Le séjour à l’hôpital

La plupart des interventions peuvent être réalisées lors d’une courte hospitalisation de deux nuits.

Les résultats

Efficacité

L’ablation obtient d’excellents résultats pour l’ensemble des troubles du rythme du cœur, avec généralement plus de 90 % de succès lors d’une seule intervention. En fonction de la complexité de la maladie, des résultats moins bons sont possibles, appelant parfois à des réinterventions.

Complications

Dépendant des techniques d’abord et des zones à traiter, l’immense majorité des complications sont bénignes et facilement soignées (hématome sous la peau essentiellement).

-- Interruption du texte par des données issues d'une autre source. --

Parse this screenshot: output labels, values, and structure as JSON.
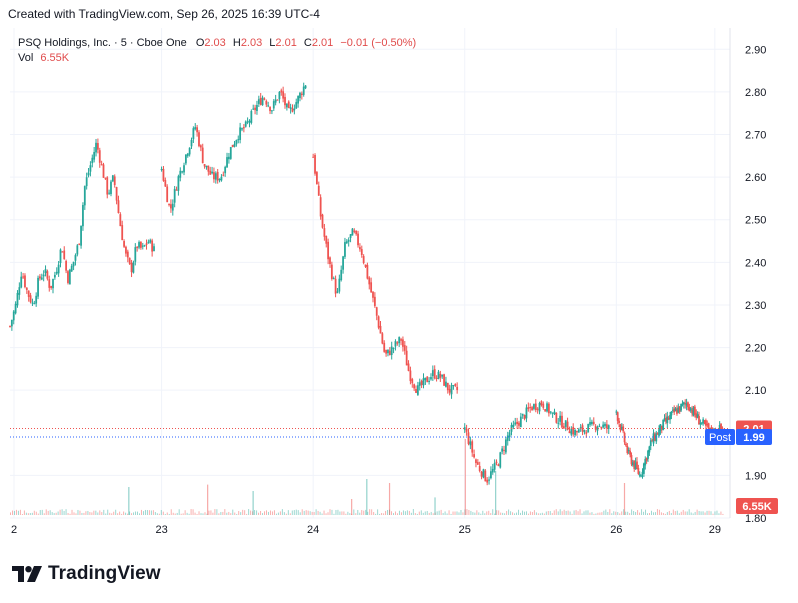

Néanmoins, le principe de l’ablation étant la destruction de tissu, de rares complications graves accidentelles sont liées  à la proximité des zones à traiter avec des structures importantes du cœur. Elles sont détaillées dans chaque chapitre spécifique de ce site. Tout le soin est pris par le rythmologue pour adapter son geste à ces risques.

Et après…

Dans la grande majorité des cas, les suites opératoires et la convalescence sont légères. Les activités physiques, le travail, peuvent être repris en peu de jours. Chez la majorité des patients, il n’y a pas de ressenti particulier. La fatigue, des sensations de palpitations ou de gênes très modérées dans la poitrine peuvent arriver. Elles correspondent à des réactions normales et bénignes de l’organisme au traitement.

Une consultation auprès du cardiologue traitant ou parfois du rythmologue est généralement préconisée après un mois, pour faire le point sur le résultat et effectuer un électrocardiogramme.

Dans certaines pathologies, l’ablation représente un traitement unique et définitif qui débarrasse le patient pour toujours de son trouble. Dans d’autres cas, une maladie cardiaque ou une maladie évolutive du rythme, demandent un suivi et peuvent amener à de nouvelles interventions dans la vie du patient.